Goodlander’s GOP opponent, Lily Tang Williams, accused the first-term Democrat of a failure of courage.
“Maggie Goodlander voted NO to open the government. She would continue to let our economy suffer, flights cancelled, our troops and federal employees not get paid, no SNAP food assistance to many Granite Staters,” Williams posted on social media. “She does not have the courage to do the right thing.”
House Speaker Mike Johnson (R-La.), who had kept the chamber out of session since mid-September as part of the GOP’s negotiating strategy, called the shutdown “completely and utterly foolish and pointless in the end, as we said all along.”
“All that’s on the Democrats,” Johnson said.
News that the shutdown had ended was greeted with praise from America’s travel industry, which was hit hard by flight cancellations due to funding cuts for federal workers in the aviation sector.

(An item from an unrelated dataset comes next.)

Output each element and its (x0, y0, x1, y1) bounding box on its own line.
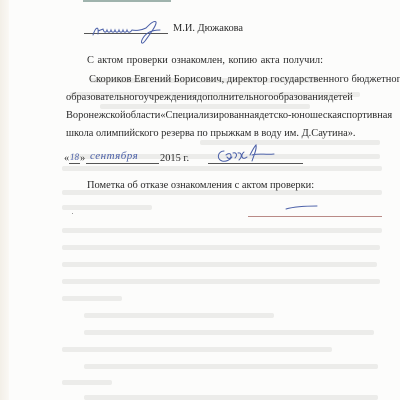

“All government shutdowns are irresponsible — period,” said U.S. Travel Association President and CEO Geoff Freeman.
“They jeopardize essential services, erode public confidence, and inflict needless economic pain. If Congress ever goes down this foolish path again, essential federal workers — like air-traffic controllers and TSA officers — must be paid without interruption. America cannot afford another self-inflicted crisis that threatens the systems millions rely on every day.”